Rouvrir Ormuz, une priorité

 

Le blocage de cette voie maritime devrait nourrir les discussions entre Donald Trump et Xi Jinping. Tous deux chercheront une porte de sortie.

En octobre, lors de la dernière rencontre entre Donald Trump et Xi Jinping, en Corée du Sud, jamais le détroit d’Ormuz n’avait été évoqué. La quasi-totalité de la population mondiale ne connaissait pas son existence, encore moins son importance. Sept mois plus tard, le monde a changé. Ce petit corridor maritime d’une cinquantaine de kilomètres, coincé entre l’Iran et Oman, devrait occuper une place toute particulière sur le menu des discussions entre les deux leaders, qui se retrouvent à Pékin de ce mercredi à vendredi.


La paralysie du détroit, sous l’effet de la guerre en Iran, menace la stabilité géopolitique et économique de la planète, y compris de la Chine et des États-Unis. Les deux premières puissances mondiales, engagées dans une rivalité féroce, pourraient tenter de s’accorder autour de ce dossier qui leur empoisonne la vie à des degrés divers.

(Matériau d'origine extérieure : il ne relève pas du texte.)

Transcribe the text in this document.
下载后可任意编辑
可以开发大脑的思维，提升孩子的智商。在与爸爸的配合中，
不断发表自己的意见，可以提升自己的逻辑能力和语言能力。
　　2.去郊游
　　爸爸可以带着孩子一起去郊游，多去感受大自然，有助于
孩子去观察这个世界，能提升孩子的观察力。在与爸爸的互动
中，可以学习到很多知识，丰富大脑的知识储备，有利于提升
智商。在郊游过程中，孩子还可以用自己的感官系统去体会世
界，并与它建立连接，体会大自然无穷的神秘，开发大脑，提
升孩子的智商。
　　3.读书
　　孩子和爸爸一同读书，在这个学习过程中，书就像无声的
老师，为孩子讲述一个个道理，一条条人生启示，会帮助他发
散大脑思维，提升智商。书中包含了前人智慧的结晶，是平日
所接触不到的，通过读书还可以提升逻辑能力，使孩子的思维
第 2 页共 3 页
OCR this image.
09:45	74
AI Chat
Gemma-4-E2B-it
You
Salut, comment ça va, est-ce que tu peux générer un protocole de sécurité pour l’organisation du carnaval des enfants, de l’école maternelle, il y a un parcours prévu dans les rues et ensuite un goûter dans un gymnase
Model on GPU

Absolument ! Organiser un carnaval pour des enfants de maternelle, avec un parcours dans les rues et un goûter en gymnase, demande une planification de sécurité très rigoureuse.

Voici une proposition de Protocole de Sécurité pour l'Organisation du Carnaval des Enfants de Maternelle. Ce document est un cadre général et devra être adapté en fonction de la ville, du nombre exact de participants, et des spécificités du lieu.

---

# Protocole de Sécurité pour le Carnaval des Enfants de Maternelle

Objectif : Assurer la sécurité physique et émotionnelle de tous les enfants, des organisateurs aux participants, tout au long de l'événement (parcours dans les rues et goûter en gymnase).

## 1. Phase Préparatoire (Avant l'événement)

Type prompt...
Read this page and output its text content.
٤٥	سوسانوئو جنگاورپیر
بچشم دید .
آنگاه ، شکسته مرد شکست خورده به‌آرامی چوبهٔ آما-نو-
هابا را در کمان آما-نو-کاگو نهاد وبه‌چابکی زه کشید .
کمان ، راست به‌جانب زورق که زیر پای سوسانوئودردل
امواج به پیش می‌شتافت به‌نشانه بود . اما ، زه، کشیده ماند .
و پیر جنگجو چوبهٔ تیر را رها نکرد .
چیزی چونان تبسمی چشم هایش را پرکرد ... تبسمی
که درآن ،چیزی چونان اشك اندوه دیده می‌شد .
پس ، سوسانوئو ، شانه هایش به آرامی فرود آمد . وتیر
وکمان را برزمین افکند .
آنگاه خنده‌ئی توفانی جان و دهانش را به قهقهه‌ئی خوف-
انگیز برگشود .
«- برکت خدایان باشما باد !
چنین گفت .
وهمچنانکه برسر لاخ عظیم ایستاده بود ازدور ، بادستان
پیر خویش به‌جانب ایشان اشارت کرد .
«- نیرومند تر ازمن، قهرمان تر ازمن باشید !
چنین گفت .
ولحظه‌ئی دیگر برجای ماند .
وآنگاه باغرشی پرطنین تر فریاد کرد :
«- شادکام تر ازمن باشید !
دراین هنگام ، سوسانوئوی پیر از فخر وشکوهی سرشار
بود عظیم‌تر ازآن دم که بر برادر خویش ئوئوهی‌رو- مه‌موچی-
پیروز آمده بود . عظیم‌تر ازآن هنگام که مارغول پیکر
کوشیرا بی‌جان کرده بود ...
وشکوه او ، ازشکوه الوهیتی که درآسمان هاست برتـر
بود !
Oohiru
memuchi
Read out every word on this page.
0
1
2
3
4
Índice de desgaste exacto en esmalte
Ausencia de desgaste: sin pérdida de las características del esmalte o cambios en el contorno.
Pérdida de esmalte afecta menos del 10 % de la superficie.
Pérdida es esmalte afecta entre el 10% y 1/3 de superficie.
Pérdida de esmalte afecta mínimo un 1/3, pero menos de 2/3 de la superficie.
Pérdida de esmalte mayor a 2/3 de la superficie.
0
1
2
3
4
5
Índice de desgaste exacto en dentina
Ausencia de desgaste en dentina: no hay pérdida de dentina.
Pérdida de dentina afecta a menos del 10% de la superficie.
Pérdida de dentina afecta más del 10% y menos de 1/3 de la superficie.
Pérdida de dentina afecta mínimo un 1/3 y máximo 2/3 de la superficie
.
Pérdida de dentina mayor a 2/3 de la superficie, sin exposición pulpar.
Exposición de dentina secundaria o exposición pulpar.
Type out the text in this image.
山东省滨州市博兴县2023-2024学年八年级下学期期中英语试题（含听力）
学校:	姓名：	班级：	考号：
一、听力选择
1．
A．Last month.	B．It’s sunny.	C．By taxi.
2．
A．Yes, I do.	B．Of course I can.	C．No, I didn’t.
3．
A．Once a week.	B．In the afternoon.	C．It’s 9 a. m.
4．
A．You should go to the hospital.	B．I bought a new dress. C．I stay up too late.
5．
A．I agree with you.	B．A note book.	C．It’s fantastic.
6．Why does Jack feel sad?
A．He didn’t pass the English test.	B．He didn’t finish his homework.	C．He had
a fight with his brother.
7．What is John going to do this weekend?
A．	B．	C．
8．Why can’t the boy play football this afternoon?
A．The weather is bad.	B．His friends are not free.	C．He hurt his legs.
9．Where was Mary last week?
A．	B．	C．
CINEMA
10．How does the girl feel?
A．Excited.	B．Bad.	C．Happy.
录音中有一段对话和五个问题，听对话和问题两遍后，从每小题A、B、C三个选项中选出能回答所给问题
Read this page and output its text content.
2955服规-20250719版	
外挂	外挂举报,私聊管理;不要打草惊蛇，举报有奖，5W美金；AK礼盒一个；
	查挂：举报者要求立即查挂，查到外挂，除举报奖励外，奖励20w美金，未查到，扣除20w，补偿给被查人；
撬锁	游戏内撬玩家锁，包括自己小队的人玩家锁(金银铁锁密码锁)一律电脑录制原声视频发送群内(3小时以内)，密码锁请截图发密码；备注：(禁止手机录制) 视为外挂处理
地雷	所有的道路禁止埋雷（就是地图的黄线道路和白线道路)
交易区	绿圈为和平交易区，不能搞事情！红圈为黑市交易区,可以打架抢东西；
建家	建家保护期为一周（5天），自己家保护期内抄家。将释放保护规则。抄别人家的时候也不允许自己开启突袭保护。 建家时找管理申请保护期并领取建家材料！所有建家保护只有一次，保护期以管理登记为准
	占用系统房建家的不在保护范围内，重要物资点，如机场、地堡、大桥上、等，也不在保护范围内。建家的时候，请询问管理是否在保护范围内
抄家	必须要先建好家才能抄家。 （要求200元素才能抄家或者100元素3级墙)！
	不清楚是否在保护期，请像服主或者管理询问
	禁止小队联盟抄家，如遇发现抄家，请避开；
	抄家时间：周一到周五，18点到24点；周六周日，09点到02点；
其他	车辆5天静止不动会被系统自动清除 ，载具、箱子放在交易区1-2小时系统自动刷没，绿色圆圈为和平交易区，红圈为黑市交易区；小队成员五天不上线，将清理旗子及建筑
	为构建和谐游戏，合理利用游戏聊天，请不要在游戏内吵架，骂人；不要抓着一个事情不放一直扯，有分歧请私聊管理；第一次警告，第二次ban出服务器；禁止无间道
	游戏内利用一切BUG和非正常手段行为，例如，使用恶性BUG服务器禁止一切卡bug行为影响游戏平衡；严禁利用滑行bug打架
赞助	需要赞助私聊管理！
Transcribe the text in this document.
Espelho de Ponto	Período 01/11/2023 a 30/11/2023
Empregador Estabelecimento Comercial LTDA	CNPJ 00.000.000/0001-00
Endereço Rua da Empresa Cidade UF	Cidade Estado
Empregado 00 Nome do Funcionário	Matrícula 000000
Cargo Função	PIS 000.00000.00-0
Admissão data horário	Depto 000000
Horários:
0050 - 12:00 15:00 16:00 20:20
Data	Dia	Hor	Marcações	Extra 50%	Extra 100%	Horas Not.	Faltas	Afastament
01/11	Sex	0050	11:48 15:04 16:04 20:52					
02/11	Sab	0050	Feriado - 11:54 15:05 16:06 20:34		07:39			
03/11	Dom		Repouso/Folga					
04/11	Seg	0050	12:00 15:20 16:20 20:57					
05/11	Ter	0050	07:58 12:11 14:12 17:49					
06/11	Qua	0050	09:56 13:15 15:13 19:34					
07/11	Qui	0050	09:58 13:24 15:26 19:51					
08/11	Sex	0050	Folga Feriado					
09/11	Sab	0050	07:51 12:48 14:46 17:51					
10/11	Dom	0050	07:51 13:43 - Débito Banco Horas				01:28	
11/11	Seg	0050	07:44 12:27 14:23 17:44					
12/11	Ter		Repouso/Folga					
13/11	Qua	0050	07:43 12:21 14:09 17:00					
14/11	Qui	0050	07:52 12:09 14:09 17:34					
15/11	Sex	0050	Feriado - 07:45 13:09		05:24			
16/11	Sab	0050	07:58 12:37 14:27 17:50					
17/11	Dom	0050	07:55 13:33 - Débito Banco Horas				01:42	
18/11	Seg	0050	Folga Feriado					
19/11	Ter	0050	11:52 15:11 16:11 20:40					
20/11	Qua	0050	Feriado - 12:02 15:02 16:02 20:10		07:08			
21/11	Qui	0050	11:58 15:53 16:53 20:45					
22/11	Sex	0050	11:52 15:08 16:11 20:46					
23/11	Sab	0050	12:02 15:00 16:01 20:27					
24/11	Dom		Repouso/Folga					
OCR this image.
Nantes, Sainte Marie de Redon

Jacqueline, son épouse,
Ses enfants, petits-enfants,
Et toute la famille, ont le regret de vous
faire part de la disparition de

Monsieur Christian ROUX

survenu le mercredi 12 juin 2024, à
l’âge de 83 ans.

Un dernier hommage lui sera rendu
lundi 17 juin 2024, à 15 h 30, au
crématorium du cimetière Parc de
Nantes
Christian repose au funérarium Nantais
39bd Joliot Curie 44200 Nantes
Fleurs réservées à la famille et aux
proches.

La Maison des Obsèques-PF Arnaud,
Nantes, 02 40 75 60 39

Washington, d’une part, entretient depuis des semaines un dialogue de sourds avec Téhéran, par l’intermédiaire du Pakistan. La dernière réponse iranienne aux offres américaines est « à mettre à la poubelle », s’est emporté Donald Trump, lundi. Le cessez-le-feu, en vigueur depuis un mois, « est sous assistance respiratoire massive ». Pendant ce temps, le blocus et le contre-blocus autour du détroit d’Ormuz alimentent les tensions sur les marchés énergétiques. Ce sac de nœuds abîme l’image de la Maison-Blanche, incapable de sortir d’une crise qu’elle a déclenchée avec Israël.
La Chine pourrait tenter de monnayer son influence.


La Chine, de son côté, dispose d’un pouvoir de négociation avec l’Iran, dont elle assure la quasi-totalité des revenus pétroliers. Mais le régime tarde, pour l’heure, à contraindre Téhéran à rouvrir le détroit d’Ormuz. Selon toute vraisemblance, Pékin devrait tenter de profiter de son avantage sur Washington pour arracher des avancées sur des dossiers sensibles. Le régime chinois aimerait, de manière notoire, que la Maison-Blanche révise ses éléments de langage sur Taïwan.


Washington fournit par ailleurs à cette île revendiquée par la Chine les missiles, avions, et systèmes de défense censés la protéger d’une invasion. « Le président Xi voudrait qu’on ne [le] fasse pas », a reconnu Trump, lundi, indiquant qu’il aurait « cette discussion » avec son homologue chinois. La semaine dernière, le ministre iranien des Affaires étrangères s’est rendu à Pékin. En sortie de réunion, un communiqué atteste que la Chine est prête à « s’engager davantage » dans un processus de paix. « C’est quasiment une première », remarque Marc Julienne, directeur du centre Asie de l’Ifri et spécialiste de ce pays.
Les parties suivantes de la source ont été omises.